In your case, this is a strictness problem causing a stack overflow. One very easy way to find such problems is to use the deepseq library . This adds a few functions that allow you to fully appreciate the value (which is better than seq , which is only one level down). The key function force :: NFData a => a -> a . This takes a value, fully evaluates it, and returns it.
It works only for types that implement a class of type NFData . Fortunately, there is a haskell template macro in deepseq-th library : deriveNFData . This is used with your own data types, e.g. deriveNFData ''BfMachine .
To use, you put force $ in front of your functions, which may have strictness problems (or liftM force $ for monadic functions). For example, with your code, I put it before step , as it was a key function in the file:
{-# LANGUAGE TemplateHaskell #-} import Data.Char import Debug.Trace import Control.DeepSeq import Control.DeepSeq.TH import Control.Monad (liftM) type Stack = [Int] data BfMachine = BfMachine { program :: String , pc :: Int , stack :: Stack , sp :: Int } deriving Show deriveNFData ''BfMachine setElem :: [Int] -> Int -> Int -> [Int] setElem list n value = map (\(i, v) -> if i == n then value else v) (zip [0..] list) step :: BfMachine -> IO (BfMachine) step m@(BfMachine { program = program, pc = pc, stack = stack, sp = sp }) = liftM force $ case program !! pc of '-' -> return m { pc = pc + 1, stack = setElem stack sp ((stack !! sp) - 1) } '+' -> return m { pc = pc + 1, stack = setElem stack sp ((stack !! sp) + 1) } '<' -> return m { pc = pc + 1, sp = sp - 1 } '>' -> return m { pc = pc + 1, sp = sp + 1 } '[' -> return $ if stack !! sp /= 0 then m { pc = pc + 1 } else m { pc = (findNextBracket program $ pc + 1) + 1 } ']' -> return m { pc = findPrevBracket program $ pc - 1 } '.' -> do putChar $ chr $ stack !! sp return m { pc = pc + 1 } ',' -> do c <- getChar let s' = setElem stack sp $ ord c in return m { stack = s', pc = pc + 1 } a -> return m { pc = pc + 1 } findNextBracket :: String -> Int -> Int findNextBracket program pos = case program !! pos of '[' -> findNextBracket program $ (findNextBracket program $ pos + 1) + 1 ']' -> pos x -> findNextBracket program (pos + 1) findPrevBracket :: String -> Int -> Int findPrevBracket program pos = case program !! pos of ']' -> findPrevBracket program $ (findPrevBracket program $ pos - 1) - 1 '[' -> pos x -> findPrevBracket program (pos - 1) isFinished :: BfMachine -> Bool isFinished m@(BfMachine { program = p, pc = pc }) | pc == length p = True | otherwise = False run :: BfMachine -> IO () run m = do if isFinished m then return () else do m <- step m run m fib = ">++++++++++>+>+[ [+++++[>++++++++<-]>.<++++++[>--------<-]+<<<]>.>>[ [-]<[>+<-]>>[<<+>+>-]<[>+<-[>+<-[>+<-[>+<-[>+<-[>+<- [>+<-[>+<-[>+<-[>[-]>+>+<<<-[>+<-]]]]]]]]]]]+>>> ]<<< ] This program doesn't terminate; you will have to kill it. Daniel B Cristofani (cristofdathevanetdotcom) http://www.hevanet.com/cristofd/brainfuck/" main = run BfMachine { program = fib , pc = 0, stack = replicate 1024 0, sp = 0 }
This actually solves the problem - even after a few minutes it did not crash, and the memory usage is only 3.2 MB.
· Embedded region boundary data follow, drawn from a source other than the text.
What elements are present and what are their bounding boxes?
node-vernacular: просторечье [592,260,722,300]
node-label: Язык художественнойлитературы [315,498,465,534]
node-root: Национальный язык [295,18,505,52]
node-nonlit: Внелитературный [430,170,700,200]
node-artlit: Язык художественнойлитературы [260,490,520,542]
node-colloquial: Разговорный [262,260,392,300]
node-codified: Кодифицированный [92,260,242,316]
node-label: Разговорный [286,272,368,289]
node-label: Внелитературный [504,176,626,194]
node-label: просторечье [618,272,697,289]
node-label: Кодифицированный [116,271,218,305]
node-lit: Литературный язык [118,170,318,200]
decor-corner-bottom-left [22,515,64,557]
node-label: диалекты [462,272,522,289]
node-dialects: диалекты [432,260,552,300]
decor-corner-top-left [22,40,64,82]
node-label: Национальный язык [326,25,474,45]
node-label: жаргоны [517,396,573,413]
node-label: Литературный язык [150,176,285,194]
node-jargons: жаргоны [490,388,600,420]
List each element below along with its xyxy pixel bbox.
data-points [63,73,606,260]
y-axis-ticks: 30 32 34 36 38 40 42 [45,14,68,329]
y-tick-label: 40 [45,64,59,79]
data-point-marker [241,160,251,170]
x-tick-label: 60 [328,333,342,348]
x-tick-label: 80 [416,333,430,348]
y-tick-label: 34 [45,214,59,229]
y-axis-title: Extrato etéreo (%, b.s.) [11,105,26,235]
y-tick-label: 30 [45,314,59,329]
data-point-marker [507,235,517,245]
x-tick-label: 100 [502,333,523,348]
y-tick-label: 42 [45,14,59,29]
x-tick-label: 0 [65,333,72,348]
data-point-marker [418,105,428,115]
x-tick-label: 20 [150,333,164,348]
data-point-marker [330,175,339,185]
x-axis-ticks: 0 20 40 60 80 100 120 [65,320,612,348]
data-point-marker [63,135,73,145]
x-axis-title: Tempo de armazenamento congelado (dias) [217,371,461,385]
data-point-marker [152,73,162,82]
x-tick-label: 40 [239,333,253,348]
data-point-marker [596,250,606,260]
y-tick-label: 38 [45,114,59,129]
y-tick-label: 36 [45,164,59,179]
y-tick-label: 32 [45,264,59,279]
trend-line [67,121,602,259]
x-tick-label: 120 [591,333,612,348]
You can stick to this solution or try to find where the problem is real rigor (as it makes everything rigorous). You do this by removing the force from the step function and trying it on the helper functions that it uses (e.g. setElem , findPrevBacket , etc.). It turns out that setElem is the culprit, putting force in front of this function also solves the strictness problem. I suppose this is because if on a lambda map means that most of the values ββnever need to be evaluated on the list and possibly create huge tricks as the program continues.